- Born: Љубомир Вуксановић 1875 or 1876 Prisoja in Andrijevica
- Died: 1945 Carinthia, Alpine and Danubian Gaue, Germany (modern-day Austria)
- Other name: Ljubo
- Occupations: Lawyer, Military Officer, Politician
- Known for: Chairman of the National Administrative Council in the German occupied Montenegro during World War II

= Ljubomir Vuksanović =

Ljubomir "Ljubo" Vuksanović (Љубомир "Љубо" Вуксановић) was a Montenegrin lawyer who was the chairman of the National Administrative Council (Народна управа, Nationaler Verwaltungsausschuss) established by Germany in October 1943 in the German occupied territory of Montenegro and officially appointed on 10 November 1943. Vuksanović also held the position of Minister of Internal Affairs.

== Early life and pre-WWII period ==
Vuksanović was born in the village of Prisoja in the Andrijevica municipality in Montenegro. After he completed Gymnasium in Belgrade, he graduated from the Belgrade Law School. In 1909 he participated in the Kolašin Affair, for which he was put on trial and sentenced to 15 years in prison. Vuksanović managed to escape from prison and thereafter joined the Royal Serbian Army, where he received the rank of sergeant. He fought in the Macedonian front during the period 1915—18. During the period 1929—33 he lived in Peć as a lawyer. In 1933 Vuksanović was appointed as the Government agriculture commissioner in Skopje.

== During WWII ==
Vuksanović was the leader of the Whites.

Vuksanović considered Pavle Đurišić, a Montenegrin Chetnik commander, his enemy.

After the 1943 capitulation of Italy, Montenegro was swiftly occupied by Germany. The commander of the German troops appointed Vuksanović chairman of the National Administrative Council (Народна управа, Nationaler Verwaltungsausschuss) and Minister of Internal Affairs. The council was established by Germany in October 1943 in the German occupied territory of Montenegro and officially appointed on 10 November 1943.

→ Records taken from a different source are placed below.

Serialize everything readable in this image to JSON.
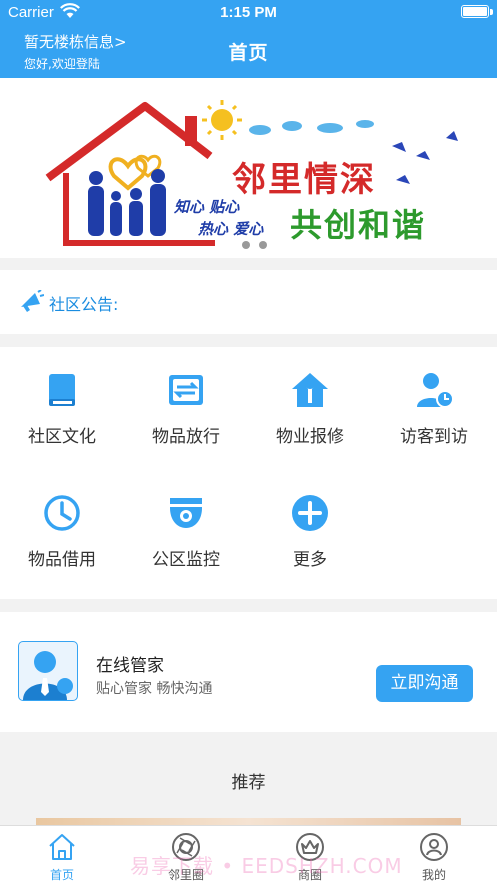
{
  "status_bar": {
    "carrier": "Carrier",
    "time": "1:15 PM"
  },
  "header": {
    "building_link": "暂无楼栋信息>",
    "welcome": "您好,欢迎登陆",
    "title": "首页"
  },
  "banner": {
    "headline": "邻里情深",
    "slogan": "共创和谐",
    "tag1": "知心 贴心",
    "tag2": "热心 爱心",
    "slide_count": 2
  },
  "notice": {
    "label": "社区公告:"
  },
  "services": [
    {
      "label": "社区文化",
      "icon": "book-icon"
    },
    {
      "label": "物品放行",
      "icon": "release-icon"
    },
    {
      "label": "物业报修",
      "icon": "repair-icon"
    },
    {
      "label": "访客到访",
      "icon": "visitor-icon"
    },
    {
      "label": "物品借用",
      "icon": "clock-icon"
    },
    {
      "label": "公区监控",
      "icon": "camera-icon"
    },
    {
      "label": "更多",
      "icon": "plus-icon"
    }
  ],
  "butler": {
    "title": "在线管家",
    "subtitle": "贴心管家 畅快沟通",
    "button": "立即沟通"
  },
  "recommend": {
    "title": "推荐"
  },
  "tabbar": {
    "items": [
      {
        "label": "首页",
        "icon": "home-icon",
        "active": true
      },
      {
        "label": "邻里圈",
        "icon": "camera-lens-icon",
        "active": false
      },
      {
        "label": "商圈",
        "icon": "shop-icon",
        "active": false
      },
      {
        "label": "我的",
        "icon": "profile-icon",
        "active": false
      }
    ]
  },
  "watermark": "易享下载 • EEDSHZH.COM",
  "colors": {
    "primary": "#35a3f2",
    "background": "#f2f2f2"
  }
}
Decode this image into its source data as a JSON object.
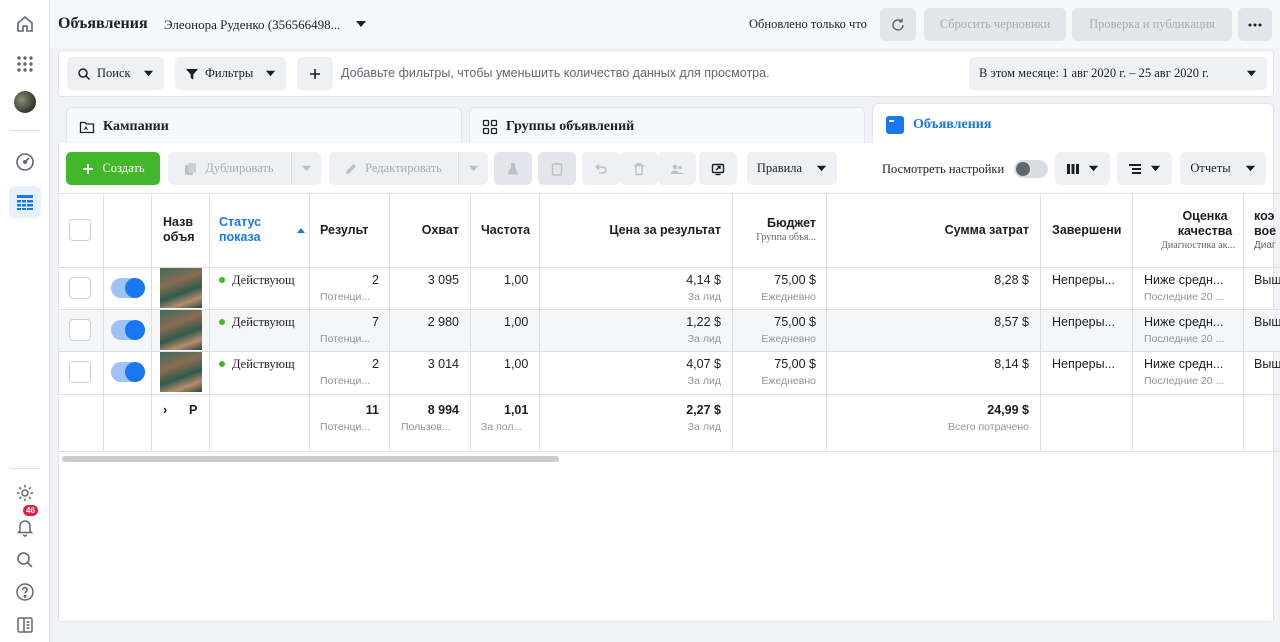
{
  "header": {
    "title": "Объявления",
    "account": "Элеонора Руденко (356566498...",
    "updated": "Обновлено только что",
    "reset_drafts": "Сбросить черновики",
    "review_publish": "Проверка и публикация"
  },
  "rail": {
    "notification_count": "46"
  },
  "filterbar": {
    "search": "Поиск",
    "filters": "Фильтры",
    "hint": "Добавьте фильтры, чтобы уменьшить количество данных для просмотра.",
    "date_range": "В этом месяце: 1 авг 2020 г. – 25 авг 2020 г."
  },
  "tabs": [
    {
      "label": "Кампании"
    },
    {
      "label": "Группы объявлений"
    },
    {
      "label": "Объявления"
    }
  ],
  "toolbar": {
    "create": "Создать",
    "duplicate": "Дублировать",
    "edit": "Редактировать",
    "rules": "Правила",
    "view_settings": "Посмотреть настройки",
    "reports": "Отчеты"
  },
  "columns": {
    "name": "Назв объя",
    "status": "Статус показа",
    "results": "Результ",
    "reach": "Охват",
    "frequency": "Частота",
    "cost_per_result": "Цена за результат",
    "budget": "Бюджет",
    "budget_sub": "Группа объя...",
    "amount_spent": "Сумма затрат",
    "ends": "Завершени",
    "quality": "Оценка качества",
    "quality_sub": "Диагностика ак...",
    "next": "коэ вое",
    "next_sub": "Диаг"
  },
  "rows": [
    {
      "status": "Действующ",
      "results": "2",
      "results_sub": "Потенци...",
      "reach": "3 095",
      "frequency": "1,00",
      "cpr": "4,14 $",
      "cpr_sub": "За лид",
      "budget": "75,00 $",
      "budget_sub": "Ежедневно",
      "spent": "8,28 $",
      "ends": "Непреры...",
      "quality": "Ниже средн...",
      "quality_sub": "Последние 20 ...",
      "next": "Выш"
    },
    {
      "status": "Действующ",
      "results": "7",
      "results_sub": "Потенци...",
      "reach": "2 980",
      "frequency": "1,00",
      "cpr": "1,22 $",
      "cpr_sub": "За лид",
      "budget": "75,00 $",
      "budget_sub": "Ежедневно",
      "spent": "8,57 $",
      "ends": "Непреры...",
      "quality": "Ниже средн...",
      "quality_sub": "Последние 20 ...",
      "next": "Выш"
    },
    {
      "status": "Действующ",
      "results": "2",
      "results_sub": "Потенци...",
      "reach": "3 014",
      "frequency": "1,00",
      "cpr": "4,07 $",
      "cpr_sub": "За лид",
      "budget": "75,00 $",
      "budget_sub": "Ежедневно",
      "spent": "8,14 $",
      "ends": "Непреры...",
      "quality": "Ниже средн...",
      "quality_sub": "Последние 20 ...",
      "next": "Выш"
    }
  ],
  "totals": {
    "label": "Р",
    "results": "11",
    "results_sub": "Потенци...",
    "reach": "8 994",
    "reach_sub": "Пользов...",
    "frequency": "1,01",
    "frequency_sub": "За пол...",
    "cpr": "2,27 $",
    "cpr_sub": "За лид",
    "spent": "24,99 $",
    "spent_sub": "Всего потрачено"
  }
}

Vuksanović supported the idea of establishing a Montenegrin-Serbian Federation in Quisling order to "create solid foundations for the prosperous future of Serbs".

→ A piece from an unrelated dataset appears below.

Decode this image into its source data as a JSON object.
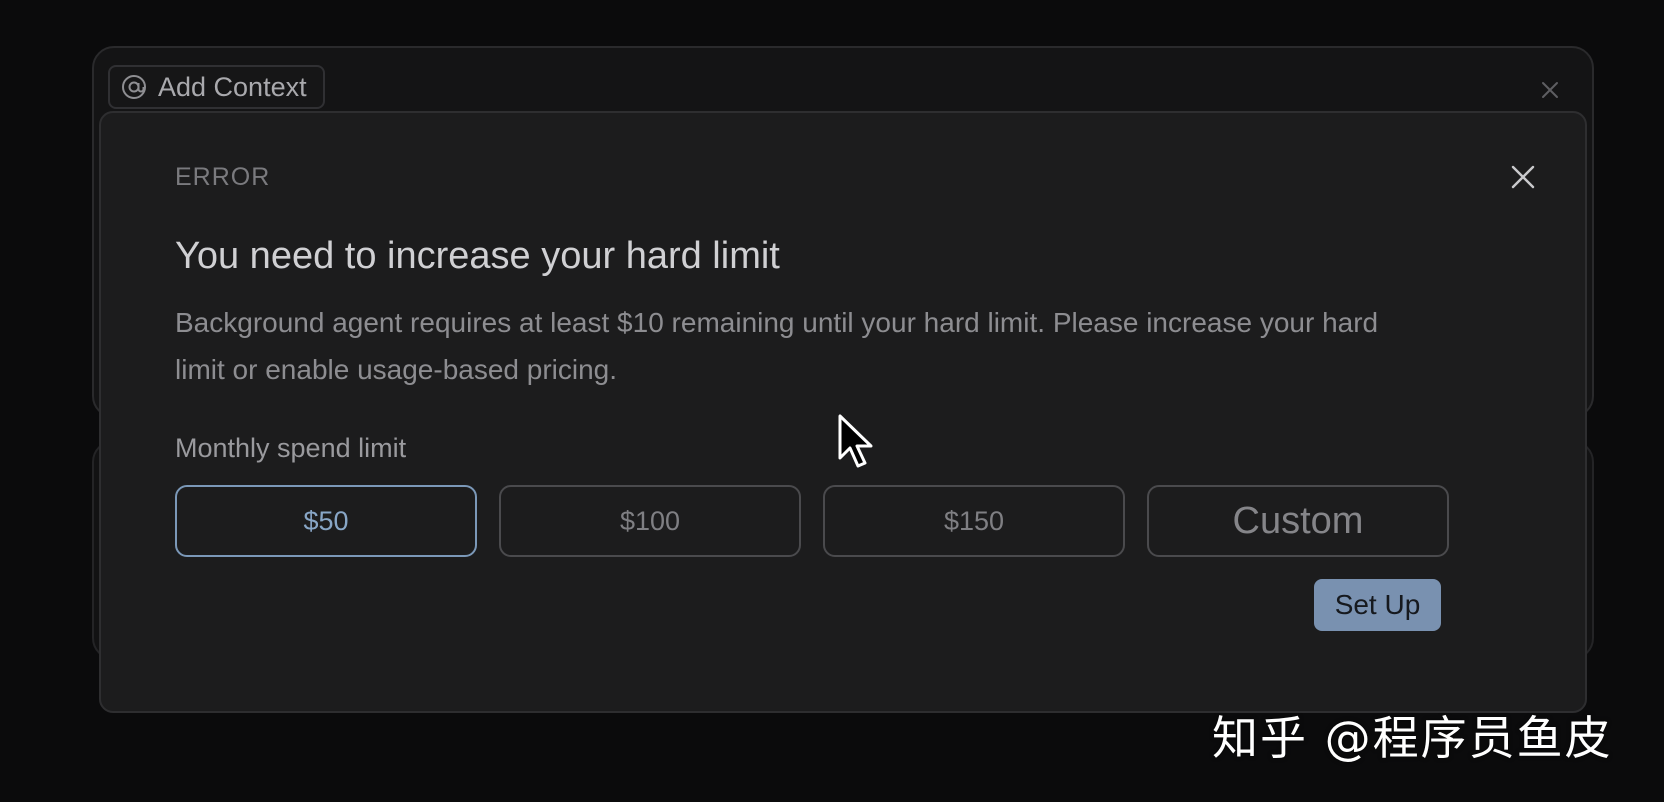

Following the communist invasion of Montenegro, Vuksanović was a member of the delegation which negotiated with Albanian anticommunist forces the retreat of the Montenegrin people and forces to Greece through Albania.

Vuksanović fled Montenegro with German forces in Autumn 1944. He reached Austrian Carinthia with a group of his fellow countrymen and died when the train in which he was travelling was bombed by Allied air forces.